Perahu bergerak ke arah barat laut menuju Pulau Menjangan Kecil. Disitu, kami dilepas untuk ber-snorkeling melihat keindahan bawah lautnya setelah mendapat pengarahan dari Bapak Pemandu. Alhasil saya menceburkan diri, deh. Di pantai yang tidak dalam itu pun banyak wisatawan yang ketimpang ketimpung kesana kemari. Tak disangka, ayah saya menginjak seekor Bulu Babi, hewan beracun yang mempunyai duri seperti landak.

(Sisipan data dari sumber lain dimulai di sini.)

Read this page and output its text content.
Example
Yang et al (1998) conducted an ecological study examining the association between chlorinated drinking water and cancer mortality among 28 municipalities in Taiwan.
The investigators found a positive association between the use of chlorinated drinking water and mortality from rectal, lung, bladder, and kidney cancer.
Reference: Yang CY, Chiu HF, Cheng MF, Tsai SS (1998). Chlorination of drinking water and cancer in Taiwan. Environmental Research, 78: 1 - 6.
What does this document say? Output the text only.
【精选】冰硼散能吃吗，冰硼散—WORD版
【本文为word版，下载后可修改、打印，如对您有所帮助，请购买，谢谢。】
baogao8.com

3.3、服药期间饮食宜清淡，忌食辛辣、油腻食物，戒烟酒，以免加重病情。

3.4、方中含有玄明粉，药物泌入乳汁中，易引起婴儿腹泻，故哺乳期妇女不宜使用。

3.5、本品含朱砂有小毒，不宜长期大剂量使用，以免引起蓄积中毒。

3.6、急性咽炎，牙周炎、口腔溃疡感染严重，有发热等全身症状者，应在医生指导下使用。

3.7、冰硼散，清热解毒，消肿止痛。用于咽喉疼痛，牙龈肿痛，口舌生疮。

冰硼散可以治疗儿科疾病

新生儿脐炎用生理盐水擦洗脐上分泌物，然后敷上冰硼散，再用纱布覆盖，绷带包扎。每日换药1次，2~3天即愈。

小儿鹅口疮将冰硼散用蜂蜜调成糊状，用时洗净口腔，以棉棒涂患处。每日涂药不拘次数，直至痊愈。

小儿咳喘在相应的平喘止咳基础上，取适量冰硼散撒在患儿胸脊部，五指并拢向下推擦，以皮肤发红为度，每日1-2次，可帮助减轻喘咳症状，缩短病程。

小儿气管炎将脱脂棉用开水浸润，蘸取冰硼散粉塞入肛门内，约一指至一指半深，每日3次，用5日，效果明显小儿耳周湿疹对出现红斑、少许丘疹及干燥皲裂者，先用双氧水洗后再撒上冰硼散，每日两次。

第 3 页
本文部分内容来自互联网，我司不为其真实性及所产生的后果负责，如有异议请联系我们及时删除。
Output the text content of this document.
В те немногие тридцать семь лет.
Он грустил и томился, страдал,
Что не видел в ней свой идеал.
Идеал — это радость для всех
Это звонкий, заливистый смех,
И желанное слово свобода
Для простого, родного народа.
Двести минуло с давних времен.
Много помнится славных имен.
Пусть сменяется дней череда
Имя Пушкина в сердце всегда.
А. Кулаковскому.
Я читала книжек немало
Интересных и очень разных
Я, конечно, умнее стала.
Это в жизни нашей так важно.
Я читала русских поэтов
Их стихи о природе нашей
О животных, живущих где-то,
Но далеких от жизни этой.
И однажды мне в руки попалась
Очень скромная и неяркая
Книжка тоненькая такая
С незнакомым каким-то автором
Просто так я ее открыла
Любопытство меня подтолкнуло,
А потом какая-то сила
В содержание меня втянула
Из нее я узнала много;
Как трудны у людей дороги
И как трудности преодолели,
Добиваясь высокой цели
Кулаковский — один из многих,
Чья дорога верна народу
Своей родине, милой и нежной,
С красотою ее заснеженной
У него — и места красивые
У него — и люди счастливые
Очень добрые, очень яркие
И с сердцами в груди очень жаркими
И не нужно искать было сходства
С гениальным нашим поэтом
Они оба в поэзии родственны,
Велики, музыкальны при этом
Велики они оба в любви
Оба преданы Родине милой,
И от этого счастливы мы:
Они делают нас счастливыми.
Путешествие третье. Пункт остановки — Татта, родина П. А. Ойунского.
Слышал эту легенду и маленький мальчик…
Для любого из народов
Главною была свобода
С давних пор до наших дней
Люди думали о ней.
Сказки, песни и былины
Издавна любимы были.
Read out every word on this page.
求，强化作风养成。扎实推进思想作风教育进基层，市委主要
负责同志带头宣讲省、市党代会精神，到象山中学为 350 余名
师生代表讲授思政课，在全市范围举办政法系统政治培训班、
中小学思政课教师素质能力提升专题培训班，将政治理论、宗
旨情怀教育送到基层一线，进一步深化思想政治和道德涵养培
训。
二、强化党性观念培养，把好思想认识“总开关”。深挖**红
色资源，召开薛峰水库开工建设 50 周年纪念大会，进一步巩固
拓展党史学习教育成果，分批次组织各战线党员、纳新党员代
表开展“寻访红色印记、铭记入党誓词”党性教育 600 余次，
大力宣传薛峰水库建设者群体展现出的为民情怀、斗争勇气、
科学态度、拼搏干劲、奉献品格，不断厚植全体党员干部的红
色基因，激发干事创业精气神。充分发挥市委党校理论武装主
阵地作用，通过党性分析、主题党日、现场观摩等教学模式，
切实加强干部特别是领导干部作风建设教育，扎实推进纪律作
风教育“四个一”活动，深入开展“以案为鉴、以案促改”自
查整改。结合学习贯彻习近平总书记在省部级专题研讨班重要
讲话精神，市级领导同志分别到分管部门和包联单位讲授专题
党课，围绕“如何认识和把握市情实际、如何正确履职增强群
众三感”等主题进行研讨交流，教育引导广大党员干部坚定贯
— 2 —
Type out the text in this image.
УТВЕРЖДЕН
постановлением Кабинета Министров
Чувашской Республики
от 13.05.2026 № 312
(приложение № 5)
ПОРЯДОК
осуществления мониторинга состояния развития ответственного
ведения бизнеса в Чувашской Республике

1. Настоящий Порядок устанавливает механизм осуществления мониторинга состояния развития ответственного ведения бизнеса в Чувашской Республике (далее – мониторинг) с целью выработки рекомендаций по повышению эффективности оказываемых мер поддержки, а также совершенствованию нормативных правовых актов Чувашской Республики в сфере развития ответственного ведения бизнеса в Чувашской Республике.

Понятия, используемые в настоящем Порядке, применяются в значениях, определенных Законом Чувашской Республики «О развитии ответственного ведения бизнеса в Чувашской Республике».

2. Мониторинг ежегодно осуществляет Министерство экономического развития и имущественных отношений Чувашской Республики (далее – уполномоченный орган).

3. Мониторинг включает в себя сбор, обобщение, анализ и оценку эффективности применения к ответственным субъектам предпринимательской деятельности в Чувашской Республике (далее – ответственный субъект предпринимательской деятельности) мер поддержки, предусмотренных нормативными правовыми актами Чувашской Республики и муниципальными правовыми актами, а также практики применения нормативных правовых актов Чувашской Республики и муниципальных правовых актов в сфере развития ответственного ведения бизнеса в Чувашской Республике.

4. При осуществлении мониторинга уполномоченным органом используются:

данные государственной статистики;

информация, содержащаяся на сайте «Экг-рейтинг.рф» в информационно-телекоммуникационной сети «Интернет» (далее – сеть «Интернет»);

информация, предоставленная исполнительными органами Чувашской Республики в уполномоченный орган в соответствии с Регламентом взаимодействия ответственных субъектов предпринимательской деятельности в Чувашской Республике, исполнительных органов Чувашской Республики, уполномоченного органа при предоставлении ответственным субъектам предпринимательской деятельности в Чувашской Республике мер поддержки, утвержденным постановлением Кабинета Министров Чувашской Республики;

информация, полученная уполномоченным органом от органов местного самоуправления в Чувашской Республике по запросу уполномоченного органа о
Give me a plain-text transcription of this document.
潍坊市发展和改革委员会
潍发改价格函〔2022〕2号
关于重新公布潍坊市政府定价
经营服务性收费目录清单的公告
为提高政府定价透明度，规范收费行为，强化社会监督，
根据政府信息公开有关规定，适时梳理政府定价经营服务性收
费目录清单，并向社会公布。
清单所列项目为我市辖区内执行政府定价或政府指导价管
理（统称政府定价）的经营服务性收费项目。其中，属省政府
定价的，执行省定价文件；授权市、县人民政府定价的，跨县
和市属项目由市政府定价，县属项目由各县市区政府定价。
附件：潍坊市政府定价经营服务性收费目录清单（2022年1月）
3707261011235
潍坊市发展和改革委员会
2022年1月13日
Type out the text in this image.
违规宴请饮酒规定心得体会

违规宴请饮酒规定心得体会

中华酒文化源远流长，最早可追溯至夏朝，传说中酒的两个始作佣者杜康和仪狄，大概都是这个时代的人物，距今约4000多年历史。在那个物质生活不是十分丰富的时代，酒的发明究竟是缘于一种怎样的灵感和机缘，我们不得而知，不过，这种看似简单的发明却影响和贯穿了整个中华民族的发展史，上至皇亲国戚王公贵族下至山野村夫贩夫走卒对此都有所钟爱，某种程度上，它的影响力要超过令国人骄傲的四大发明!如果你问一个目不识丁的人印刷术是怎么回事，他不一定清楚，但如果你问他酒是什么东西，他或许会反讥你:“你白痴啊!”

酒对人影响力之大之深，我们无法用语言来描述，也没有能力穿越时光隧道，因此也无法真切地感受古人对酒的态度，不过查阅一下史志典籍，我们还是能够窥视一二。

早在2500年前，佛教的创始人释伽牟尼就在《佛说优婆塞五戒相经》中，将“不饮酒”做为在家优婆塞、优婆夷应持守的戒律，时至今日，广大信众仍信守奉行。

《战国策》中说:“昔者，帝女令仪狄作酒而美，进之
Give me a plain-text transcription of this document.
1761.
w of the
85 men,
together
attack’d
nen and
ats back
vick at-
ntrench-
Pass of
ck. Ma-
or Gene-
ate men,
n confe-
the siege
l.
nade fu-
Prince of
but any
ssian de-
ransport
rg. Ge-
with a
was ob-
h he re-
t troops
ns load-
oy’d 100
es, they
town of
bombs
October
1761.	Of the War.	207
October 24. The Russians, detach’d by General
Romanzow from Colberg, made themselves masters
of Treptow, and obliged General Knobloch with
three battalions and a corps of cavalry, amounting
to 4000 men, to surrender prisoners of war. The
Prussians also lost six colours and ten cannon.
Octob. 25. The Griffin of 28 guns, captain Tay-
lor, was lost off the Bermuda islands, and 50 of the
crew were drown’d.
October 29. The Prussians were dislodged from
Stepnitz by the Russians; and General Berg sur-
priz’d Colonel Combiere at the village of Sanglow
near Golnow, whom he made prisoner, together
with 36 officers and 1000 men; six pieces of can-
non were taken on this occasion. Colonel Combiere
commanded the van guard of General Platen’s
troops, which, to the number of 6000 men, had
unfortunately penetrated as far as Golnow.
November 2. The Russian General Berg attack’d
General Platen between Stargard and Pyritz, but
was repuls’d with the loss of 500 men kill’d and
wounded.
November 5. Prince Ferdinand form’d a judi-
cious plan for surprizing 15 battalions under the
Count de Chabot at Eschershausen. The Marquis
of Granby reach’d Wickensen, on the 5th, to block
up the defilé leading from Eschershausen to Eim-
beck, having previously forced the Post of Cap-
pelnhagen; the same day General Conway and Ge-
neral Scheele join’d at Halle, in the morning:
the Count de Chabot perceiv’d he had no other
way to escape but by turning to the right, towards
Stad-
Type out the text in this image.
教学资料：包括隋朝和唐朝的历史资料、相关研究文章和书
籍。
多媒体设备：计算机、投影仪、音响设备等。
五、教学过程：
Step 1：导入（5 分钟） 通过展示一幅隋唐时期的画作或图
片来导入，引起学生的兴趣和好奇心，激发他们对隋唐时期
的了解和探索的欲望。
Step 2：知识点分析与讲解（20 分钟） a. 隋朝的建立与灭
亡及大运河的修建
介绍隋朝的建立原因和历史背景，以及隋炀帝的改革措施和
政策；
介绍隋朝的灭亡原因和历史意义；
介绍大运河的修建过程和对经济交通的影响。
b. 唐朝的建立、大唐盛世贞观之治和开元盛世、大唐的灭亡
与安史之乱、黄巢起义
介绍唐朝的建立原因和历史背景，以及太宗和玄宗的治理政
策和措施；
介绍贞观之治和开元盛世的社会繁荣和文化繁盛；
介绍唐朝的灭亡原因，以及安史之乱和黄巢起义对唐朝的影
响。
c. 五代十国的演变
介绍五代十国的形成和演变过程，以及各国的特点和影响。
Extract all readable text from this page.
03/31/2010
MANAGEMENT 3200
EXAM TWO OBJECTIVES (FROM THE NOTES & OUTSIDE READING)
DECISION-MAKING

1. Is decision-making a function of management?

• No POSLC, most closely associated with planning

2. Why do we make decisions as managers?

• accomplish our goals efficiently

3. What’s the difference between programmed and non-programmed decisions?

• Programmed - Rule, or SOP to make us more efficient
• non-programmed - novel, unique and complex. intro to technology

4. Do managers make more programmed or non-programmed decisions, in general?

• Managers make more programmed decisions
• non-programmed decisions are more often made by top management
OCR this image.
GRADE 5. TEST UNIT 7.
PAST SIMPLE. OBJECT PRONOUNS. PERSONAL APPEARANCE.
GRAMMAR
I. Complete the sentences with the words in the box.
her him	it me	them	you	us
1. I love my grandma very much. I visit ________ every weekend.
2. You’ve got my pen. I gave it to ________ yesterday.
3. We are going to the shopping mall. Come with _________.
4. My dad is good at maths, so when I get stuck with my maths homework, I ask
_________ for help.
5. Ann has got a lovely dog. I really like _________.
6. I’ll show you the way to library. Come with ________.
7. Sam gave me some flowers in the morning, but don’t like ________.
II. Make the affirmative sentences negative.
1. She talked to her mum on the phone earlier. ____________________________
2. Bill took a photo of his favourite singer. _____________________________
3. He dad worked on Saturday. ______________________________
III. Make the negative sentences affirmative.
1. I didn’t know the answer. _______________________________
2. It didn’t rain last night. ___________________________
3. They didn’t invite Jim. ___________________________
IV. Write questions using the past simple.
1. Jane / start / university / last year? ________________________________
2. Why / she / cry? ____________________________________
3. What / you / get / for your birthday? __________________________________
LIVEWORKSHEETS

Memang sebelum snorkeling, kami sudah diingatkan untuk berhati-hati, tidak boleh menginjakkan kaki sembarangan ke terumbu karang apalagi memegang hewan-hewan laut karena ada beberapa yang berbahaya. Sepatu katak itu gunanya untuk melindungi kaki saat menyelam, tetapi Ayah saya melepas sepatu itu dengan dalih membuat kaki terasa berat saat berenang. Nggak heran deh kalau tidak sengaja menginjak Bulu Babi. Karena hal tersebut, ayah saya melenguh kesakitan dan tidak bisa ber-snorkeling lagi untuk beberapa hari kedepan. Sayang banget, padahal beliau pintar berenang. Untunglah racun dari bulu babi itu tidak terlalu berbahaya, karena tidak menyebar ke seluruh bagian tubuh. Hanya saja, bagian yang terkena duri tersebut akan berbecak bentol-bentol kemerahan. 
Bulu babi
Setelah puas menikmati pulau Menjangan Kecil, kami dilarikan agak jauh ke barat menuju pulau Cemara Besar. Arus di sekitar pantai Barat tidak terlalu besar. Saat perjalanan itu, saya diberitahu oleh bapak pemandu bahwa ada satu pulau yang telah dibeli oleh investor asing dari Italia, saya lupa pulau apa namanya. Yang jelas di pulau tersebut sudah dibangun resor-resor mewah yang dikhususkan untuk wisatawan asing.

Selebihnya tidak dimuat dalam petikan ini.